Recommendation: target an immutable image. Prototype quickly with Alpine diskless to validate the boot-and-mine flow + tuning, then evaluate Buildroot for the final locked-down appliance. Keep rigforge.sh as the "install onto an existing Ubuntu/Debian/macOS box" path — the image is the new flash-and-go path, not a replacement for the script.

Config / zero-config UX

The miner needs essentially one input: the stack/pool endpoint (plus an optional rig label, which can default to the hostname).
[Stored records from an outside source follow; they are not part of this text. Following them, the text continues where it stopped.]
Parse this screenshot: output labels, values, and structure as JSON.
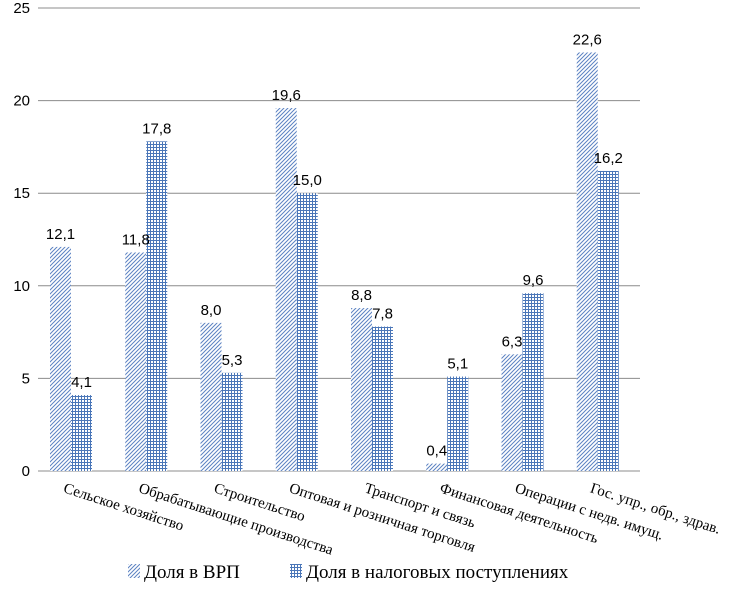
{
  "chart_data": {
    "type": "bar",
    "categories": [
      "Сельское хозяйство",
      "Обрабатывающие производства",
      "Строительство",
      "Оптовая и розничная торговля",
      "Транспорт и связь",
      "Финансовая деятельность",
      "Операции с недв. имущ.",
      "Гос. упр.,  обр., здрав."
    ],
    "series": [
      {
        "name": "Доля в ВРП",
        "values": [
          12.1,
          11.8,
          8.0,
          19.6,
          8.8,
          0.4,
          6.3,
          22.6
        ],
        "labels": [
          "12,1",
          "11,8",
          "8,0",
          "19,6",
          "8,8",
          "0,4",
          "6,3",
          "22,6"
        ],
        "color": "#4f81bd",
        "pattern": "diagonal-hatch"
      },
      {
        "name": "Доля в налоговых  поступлениях",
        "values": [
          4.1,
          17.8,
          5.3,
          15.0,
          7.8,
          5.1,
          9.6,
          16.2
        ],
        "labels": [
          "4,1",
          "17,8",
          "5,3",
          "15,0",
          "7,8",
          "5,1",
          "9,6",
          "16,2"
        ],
        "color": "#4f81bd",
        "pattern": "grid-hatch"
      }
    ],
    "y_ticks": [
      0,
      5,
      10,
      15,
      20,
      25
    ],
    "ylim": [
      0,
      25
    ],
    "grid": true,
    "legend_position": "bottom",
    "title": "",
    "xlabel": "",
    "ylabel": ""
  }
}
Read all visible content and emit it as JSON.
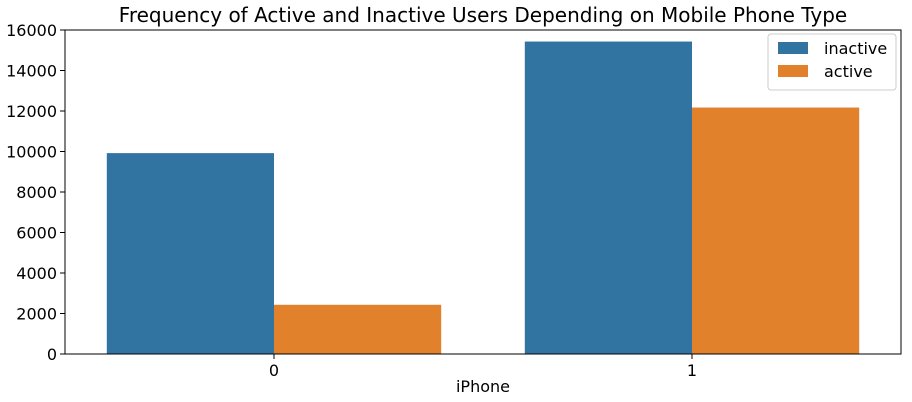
{
  "chart_data": {
    "type": "bar",
    "title": "Frequency of Active and Inactive Users Depending on Mobile Phone Type",
    "xlabel": "iPhone",
    "ylabel": "",
    "categories": [
      "0",
      "1"
    ],
    "series": [
      {
        "name": "inactive",
        "values": [
          9920,
          15430
        ],
        "color": "#3274a1"
      },
      {
        "name": "active",
        "values": [
          2430,
          12170
        ],
        "color": "#e1812c"
      }
    ],
    "ylim": [
      0,
      16000
    ],
    "yticks": [
      0,
      2000,
      4000,
      6000,
      8000,
      10000,
      12000,
      14000,
      16000
    ],
    "grid": false,
    "legend_position": "top-right"
  }
}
Options, ideally support more than one:

  • Writable config partition — a one-line file on a FAT partition the user edits before booting (P2POOL_NODE_HOSTNAME).
  • Kernel cmdline param — pass the endpoint at boot.
  • mDNS zero-config — RigForge already resolves <host>.local; the image could auto-discover the stack with no config at all on a typical LAN.
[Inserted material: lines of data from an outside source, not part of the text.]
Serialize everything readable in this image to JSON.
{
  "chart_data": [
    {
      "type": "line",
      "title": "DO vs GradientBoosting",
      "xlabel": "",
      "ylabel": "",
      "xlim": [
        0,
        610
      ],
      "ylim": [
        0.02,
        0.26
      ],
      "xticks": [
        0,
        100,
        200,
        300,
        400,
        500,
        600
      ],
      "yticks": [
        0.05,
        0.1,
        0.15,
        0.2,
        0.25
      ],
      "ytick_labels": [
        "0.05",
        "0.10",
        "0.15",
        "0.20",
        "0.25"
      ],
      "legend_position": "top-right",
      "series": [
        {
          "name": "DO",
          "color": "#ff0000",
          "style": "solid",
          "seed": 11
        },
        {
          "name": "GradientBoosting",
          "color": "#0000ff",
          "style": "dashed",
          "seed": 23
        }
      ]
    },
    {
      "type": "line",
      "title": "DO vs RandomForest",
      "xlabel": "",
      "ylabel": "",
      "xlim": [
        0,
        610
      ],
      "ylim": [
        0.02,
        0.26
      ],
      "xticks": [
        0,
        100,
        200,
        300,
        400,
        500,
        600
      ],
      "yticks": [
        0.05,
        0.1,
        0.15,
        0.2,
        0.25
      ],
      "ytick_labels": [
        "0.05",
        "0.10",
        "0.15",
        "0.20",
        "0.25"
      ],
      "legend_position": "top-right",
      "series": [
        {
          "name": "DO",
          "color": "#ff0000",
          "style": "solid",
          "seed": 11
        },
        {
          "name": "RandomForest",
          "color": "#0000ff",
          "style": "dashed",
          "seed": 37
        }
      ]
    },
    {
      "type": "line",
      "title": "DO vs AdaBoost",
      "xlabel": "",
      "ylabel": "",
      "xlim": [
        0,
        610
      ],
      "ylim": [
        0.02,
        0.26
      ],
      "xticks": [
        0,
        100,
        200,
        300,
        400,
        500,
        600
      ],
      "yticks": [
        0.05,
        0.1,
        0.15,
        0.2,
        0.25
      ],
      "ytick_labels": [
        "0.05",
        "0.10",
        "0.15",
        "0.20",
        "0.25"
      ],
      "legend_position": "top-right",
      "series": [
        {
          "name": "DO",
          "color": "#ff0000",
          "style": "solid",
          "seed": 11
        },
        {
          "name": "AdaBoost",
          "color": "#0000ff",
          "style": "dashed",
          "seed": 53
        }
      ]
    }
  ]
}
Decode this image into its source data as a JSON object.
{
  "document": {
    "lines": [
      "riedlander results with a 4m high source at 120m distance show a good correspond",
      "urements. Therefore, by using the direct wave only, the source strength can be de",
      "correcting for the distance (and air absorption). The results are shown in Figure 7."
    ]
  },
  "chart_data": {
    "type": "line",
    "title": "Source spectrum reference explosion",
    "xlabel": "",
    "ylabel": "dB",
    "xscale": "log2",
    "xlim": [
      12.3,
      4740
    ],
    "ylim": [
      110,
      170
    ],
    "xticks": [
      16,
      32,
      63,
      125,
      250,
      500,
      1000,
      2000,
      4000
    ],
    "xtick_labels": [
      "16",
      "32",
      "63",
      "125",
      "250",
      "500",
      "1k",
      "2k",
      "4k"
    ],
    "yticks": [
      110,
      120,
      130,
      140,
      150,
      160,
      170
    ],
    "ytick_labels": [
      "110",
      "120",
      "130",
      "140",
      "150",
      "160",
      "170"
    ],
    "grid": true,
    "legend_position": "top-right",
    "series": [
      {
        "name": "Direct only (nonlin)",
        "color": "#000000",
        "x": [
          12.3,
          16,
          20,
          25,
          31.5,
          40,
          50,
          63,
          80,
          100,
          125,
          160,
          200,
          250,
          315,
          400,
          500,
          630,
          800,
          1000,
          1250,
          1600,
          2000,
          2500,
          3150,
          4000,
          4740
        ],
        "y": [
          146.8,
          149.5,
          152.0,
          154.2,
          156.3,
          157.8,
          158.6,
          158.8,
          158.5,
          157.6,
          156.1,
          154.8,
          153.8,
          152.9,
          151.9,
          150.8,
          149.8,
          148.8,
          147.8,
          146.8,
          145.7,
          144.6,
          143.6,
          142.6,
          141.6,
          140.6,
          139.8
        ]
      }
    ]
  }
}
What to bake into the image

  • Upstream XMRig, compiled at build time (with the DONATION patch applied), plus a CPU-profile-aware config.
  • HugePages 1 GB + 2 MB via kernel cmdline; hugetlbfs mount; raised memlock.
  • MSR kernel module + hardware-prefetcher control; NUMA binding; cpupower performance governor.
  • XMRig as a managed service (systemd or Buildroot init) with log rotation and auto-restart.
  • AVX2 detection at boot — warn/halt clearly on unsupported CPUs.

Build & release

  • CI builds the image and publishes checksummed (ideally signed) .iso/.raw artifacts per release.
  • Document the reflash-to-update path.
  • Version the image independently of the stack (RigForge is its own repo); include a "known-good stack version" compatibility note rather than coupling versions.

Cross-cutting concerns

  • UEFI + legacy BIOS, and Secure Boot.
  • Diskless USB-run vs install-to-disk — decide whether to support one or both (diskless is the standout UX for the miner).
  • Multi-rig: one image, per-rig identity via hostname/label so workers are distinguishable on the dashboard.
  • Headless: must fully provision and recover with no console attached.

Acceptance criteria

  • Flashing the image to a USB and booting bare metal yields XMRig mining against the configured (or auto-discovered) endpoint, fully tuned, with no interactive install.
  • HugePages / MSR / governor are active on first boot (verify via XMRig's "huge pages 100%" / dataset init output) — no manual reboot dance.
  • Documented build → flash → (minimal) config → boot steps.
  • Checksummed release artifact; reflash-to-update documented.
  • AVX2 / unsupported hardware is surfaced rather than silently failing.

Open questions

  • Buildroot vs Alpine diskless for the final image.
  • Diskless USB-run vs install-to-disk (or both)?
  • Config: file-on-partition vs kernel cmdline vs mDNS zero-config (or a combination)?
  • Independent image versioning vs a stack-compatibility note.